Using this formula allows me to balance out homebrew weapons fairly easily and keep them on par with the weapons in the book for balance.

Are there fundamental problems with this approach?


2 Answers 2


There are four fundamental problems with that approach (though they are not even close to strong enough to render the approach invalid):

  • It is more systematic than the actual rarity of official magic items seems to be, and official items may not follow it very strongly
  • It attempts to balance items from an overall game-mechanical perspective, which given the above point is not very precise
  • It is far less reliable for any item which is not a weapon or piece of armor (it's easy to compare +1/+2/+3, attunement requirements, and cursed-ness, but often not so easy to compare more varied effects to one another), and is very imprecise in comparing distinct magical effects
  • Rarity is useful for classifying items in a variety of ways (such as random treasure tables), but is mostly an inert piece of information

In short, that approach to balancing is convenient and fast for a specific subset of magic items, but is much less precise than its systematic approach suggests. In that sense it is much like CR calculations for encounters (especially if they include custom monsters!). It provides a vague guideline, but is not a good enough standard that deviating from it makes your prediction necessarily worse. Deviations may make it much better!

So with those in mind, I'll pose this slightly frame-challenging question:

What will you be using the item rarity for?

If you're just looking for a guideline on how much a magic item should be worth in gold, this approach seems like a fine one. I offered some magic items for my players in a campaign I'm currently running, and some of them I wanted to restrict until later in the game to avoid making challenges too easy. A level-appropriate reward for that point in the campaign would have been one common or uncommon magic item, and consequently item rarity was a pretty handy guideline to use.

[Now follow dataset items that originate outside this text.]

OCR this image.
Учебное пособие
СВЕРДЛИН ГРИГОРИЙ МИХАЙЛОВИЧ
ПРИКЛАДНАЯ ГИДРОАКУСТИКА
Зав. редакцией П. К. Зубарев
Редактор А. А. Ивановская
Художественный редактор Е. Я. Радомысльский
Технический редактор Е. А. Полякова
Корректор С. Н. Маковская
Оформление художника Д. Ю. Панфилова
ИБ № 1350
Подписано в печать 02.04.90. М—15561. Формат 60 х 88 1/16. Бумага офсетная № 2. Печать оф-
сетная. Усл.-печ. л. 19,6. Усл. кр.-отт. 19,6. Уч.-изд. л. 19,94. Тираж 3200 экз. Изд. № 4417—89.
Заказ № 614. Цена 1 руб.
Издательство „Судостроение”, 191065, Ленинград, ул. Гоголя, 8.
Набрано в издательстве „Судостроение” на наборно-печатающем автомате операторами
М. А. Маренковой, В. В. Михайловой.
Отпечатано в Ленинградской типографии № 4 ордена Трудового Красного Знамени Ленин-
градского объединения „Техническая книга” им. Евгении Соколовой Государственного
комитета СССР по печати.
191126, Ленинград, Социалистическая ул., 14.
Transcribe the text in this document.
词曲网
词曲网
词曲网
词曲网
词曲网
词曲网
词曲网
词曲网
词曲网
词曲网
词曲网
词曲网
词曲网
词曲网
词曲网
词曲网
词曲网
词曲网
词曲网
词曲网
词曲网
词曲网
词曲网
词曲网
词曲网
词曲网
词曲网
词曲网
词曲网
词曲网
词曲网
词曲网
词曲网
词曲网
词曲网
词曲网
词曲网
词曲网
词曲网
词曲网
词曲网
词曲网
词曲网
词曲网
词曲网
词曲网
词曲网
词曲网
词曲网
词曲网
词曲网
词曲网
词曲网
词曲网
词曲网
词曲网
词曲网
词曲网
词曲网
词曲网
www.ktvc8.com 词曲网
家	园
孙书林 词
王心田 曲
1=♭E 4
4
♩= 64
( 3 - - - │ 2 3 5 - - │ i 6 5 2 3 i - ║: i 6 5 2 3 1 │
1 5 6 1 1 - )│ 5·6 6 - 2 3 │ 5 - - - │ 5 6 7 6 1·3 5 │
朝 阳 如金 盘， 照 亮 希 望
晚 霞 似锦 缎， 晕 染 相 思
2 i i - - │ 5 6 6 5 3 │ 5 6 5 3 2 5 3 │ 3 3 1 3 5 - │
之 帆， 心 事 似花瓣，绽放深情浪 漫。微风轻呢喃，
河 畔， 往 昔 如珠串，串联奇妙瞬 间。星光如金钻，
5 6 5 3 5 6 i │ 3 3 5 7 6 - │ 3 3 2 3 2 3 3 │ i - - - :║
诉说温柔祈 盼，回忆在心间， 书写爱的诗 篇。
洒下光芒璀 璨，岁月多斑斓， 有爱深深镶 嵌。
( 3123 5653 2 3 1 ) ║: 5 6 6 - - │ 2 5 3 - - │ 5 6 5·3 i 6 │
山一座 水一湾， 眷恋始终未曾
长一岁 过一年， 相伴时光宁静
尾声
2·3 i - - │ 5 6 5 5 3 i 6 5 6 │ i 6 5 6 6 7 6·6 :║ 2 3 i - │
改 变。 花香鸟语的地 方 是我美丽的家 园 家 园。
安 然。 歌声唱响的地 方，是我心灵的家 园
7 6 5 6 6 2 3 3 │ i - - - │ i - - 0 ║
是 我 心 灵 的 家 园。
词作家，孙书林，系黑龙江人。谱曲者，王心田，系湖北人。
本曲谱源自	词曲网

But that approach wasn't perfect. One of my players got a Broom of Flying, which is uncommon, and has also posed huge balancing challenges. Not insurmountable by any means, but definitely in the vicinity of the kind of thing I wanted to avoid by sticking with common and uncommon rarity. Another player got a +1 weapon (also uncommon), which has been very, very easy to balance mechanically as its magical properties are clear and limited.

Another player wanted a custom magic item with specific properties. These properties are useless in combat and largely undefined in terms of impact on the plot, so I decided it was appropriate without any special calculations-- it made the game more interesting without making it much easier, so the rarity (however defined) just wasn't much of a factor.

So, that's my assessment of Lino Frank Ciaralli's approach: quick, convenient, and sufficient for specific uses of item rarity categories. If it suits your needs for a given purpose, then it's great! But if you're trying to use it for other purposes, it might be totally mis-specified.

The uses of magic item rarity category are few but diverse, and so a given method of determining that rarity won't have a general-case, in-a-vacuum solution that is inherently problematic or problem-free. Such a thing can only be evaluated in light of a specific outcome you are hoping to achieve.


The DMG has a section on estimating rarity as well, on pages 284-285, which is slightly different and also addresses some questions of usability -- for example, I don't think requiring attunement should just be a blanket -1 rarity, because attunement is needed for some items and not for others There are reasons beyond rarity to use it, and it shouldn't be just a way to cheese the system for cheaper gear.

But the answer is kind of in the question itself -- these are guidelines for estimating a rarity. You shouldn't adhere to them slavishly, because that's not the intent of the exercise. There can be many different methods of estimation that come up with different results, and that doesn't mean any of them are "wrong" as such.

And then of course, you sometimes need to make a call that a particular item is more powerful than it seems or is less useful than its estimate suggests, and adjust it accordingly.